The Low-Res Visiting Artist & Scholar Lecture Series resource guides contain upcoming speakers' biographies, articles, video and audio content, related publications in the Flaxman Library, and additional online resources. These guides may be used in preparation for the public lecture, studio visits, and post-lecture discussion.

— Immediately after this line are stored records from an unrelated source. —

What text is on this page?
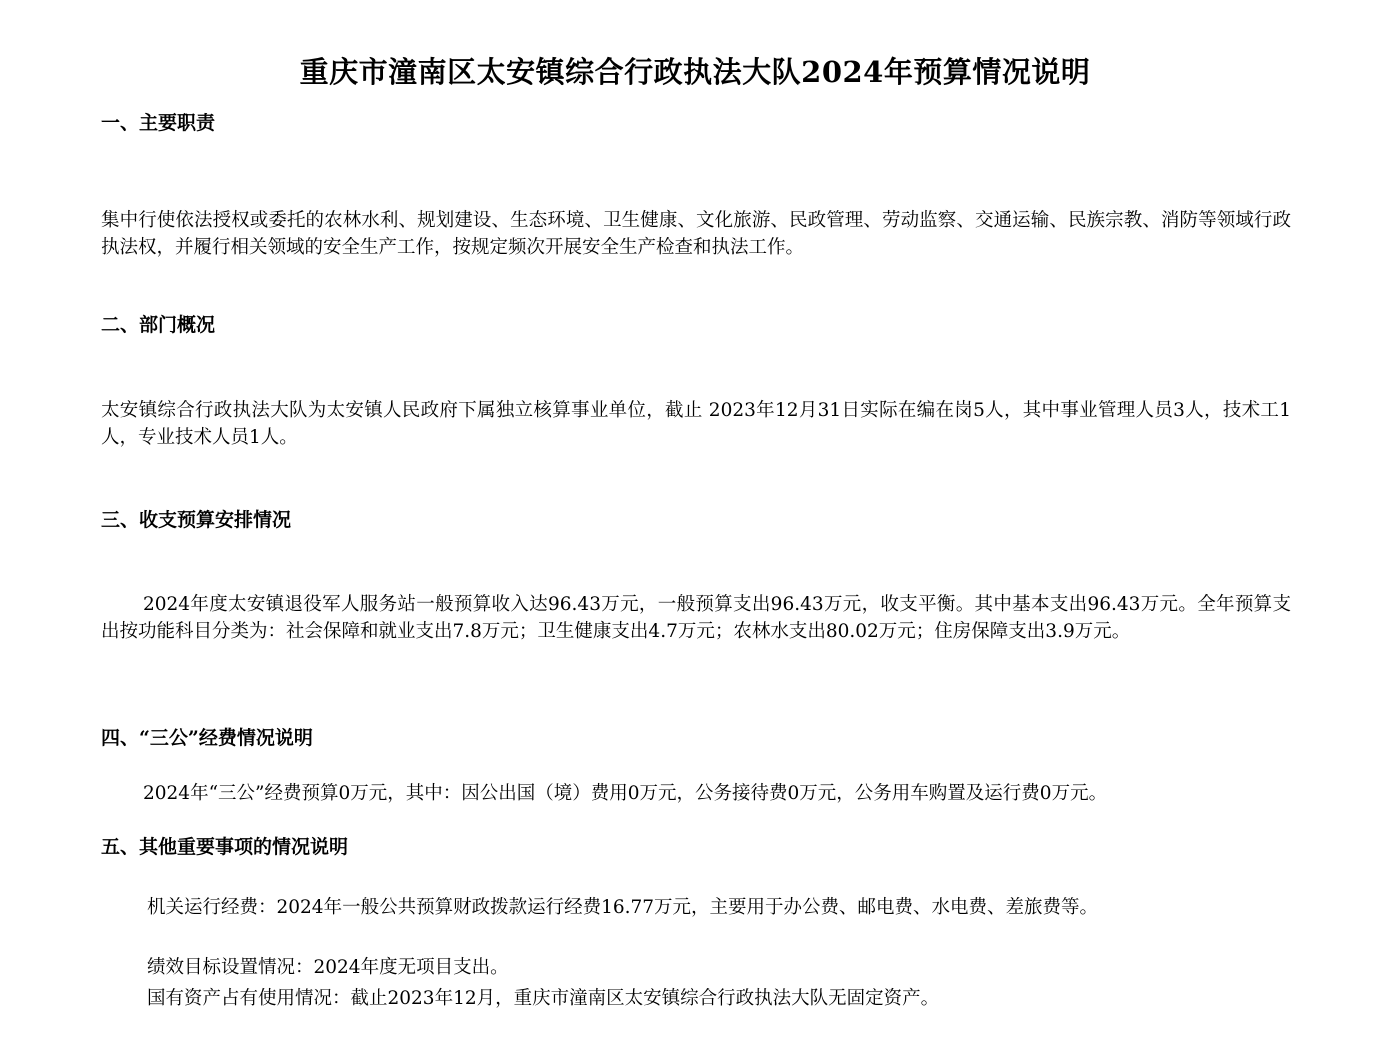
重庆市潼南区太安镇综合行政执法大队2024年预算情况说明
一、主要职责
集中行使依法授权或委托的农林水利、规划建设、生态环境、卫生健康、文化旅游、民政管理、劳动监察、交通运输、民族宗教、消防等领域行政执法权，并履行相关领域的安全生产工作，按规定频次开展安全生产检查和执法工作。
二、部门概况
太安镇综合行政执法大队为太安镇人民政府下属独立核算事业单位，截止 2023年12月31日实际在编在岗5人，其中事业管理人员3人，技术工1人，专业技术人员1人。
三、收支预算安排情况
2024年度太安镇退役军人服务站一般预算收入达96.43万元，一般预算支出96.43万元，收支平衡。其中基本支出96.43万元。全年预算支出按功能科目分类为：社会保障和就业支出7.8万元；卫生健康支出4.7万元；农林水支出80.02万元；住房保障支出3.9万元。
四、“三公”经费情况说明
2024年“三公”经费预算0万元，其中：因公出国（境）费用0万元，公务接待费0万元，公务用车购置及运行费0万元。
五、其他重要事项的情况说明
机关运行经费：2024年一般公共预算财政拨款运行经费16.77万元，主要用于办公费、邮电费、水电费、差旅费等。
绩效目标设置情况：2024年度无项目支出。
国有资产占有使用情况：截止2023年12月，重庆市潼南区太安镇综合行政执法大队无固定资产。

Carmelita Tropicana and Ela Troyano: Monday, July 8, 6:00 - 7:30 p.m. CT
SAIC Ballroom
Carmelita Tropicana (aka Alina Troyano) is a writer and performer who straddles the worlds of performance art and theater. She uses irreverent humor and fantasy as subversive tools to challenge cultural stereotypes and rewrite history from multiple perspectives. She began devising work with her long-time collaborators Ela Troyano and Uzi Parnes. Select venues where her work has been produced/presented include: Institute of Contemporary Art (London), the Hebbel am Ufer (Berlin), Intar Theater (N.Y.) and PS 122 (NY). Select awards/fellowships include: US Latin X, United States Artists, Guggenheim Fellowship, Creative Capital, Anonymous Was a Woman, and an Obie award. Her book I, Carmelita Tropicana, Performing Between Cultures was published by Beacon Press and she was co- editor of Memories of the Revolution: the First Ten Years of the Wow Café Theater. She serves on the Board of Directors of the New York Foundation for the Arts and Soho Rep Theater.
Ela Troyano is an interdisciplinary artist, born in Cuba and based in New York City. Her projects bring together different aesthetic histories and genres: downtown New York avant-garde film and performance, queer cinema, Cuban-American cinema-in-exile and Latine film and video. Troyano's work explores connections between performance and film through the lens of guerrilla practice: camouflage and insurrection conceptually shape both the form and content of her work. Troyano attended the Whitney Museum’s Independent Study program, Sundance Institute’s screenwriting workshop with Gabriel Garcia Marquez, and received awards from Creative Capital, the Ford Foundation, Jerome Foundation, Latino Public Broadcasting, Independent Television Service, New York State Council on the Arts, Rockefeller Media, Theo Westenberger and a United States Artists Rockefeller Fellowship. She co-founded and curated the New York Film Festival Downtown, La Misma Onda, and Club Chandalier, and has been a part of such storied performance spaces as The Pyramid and the Stone.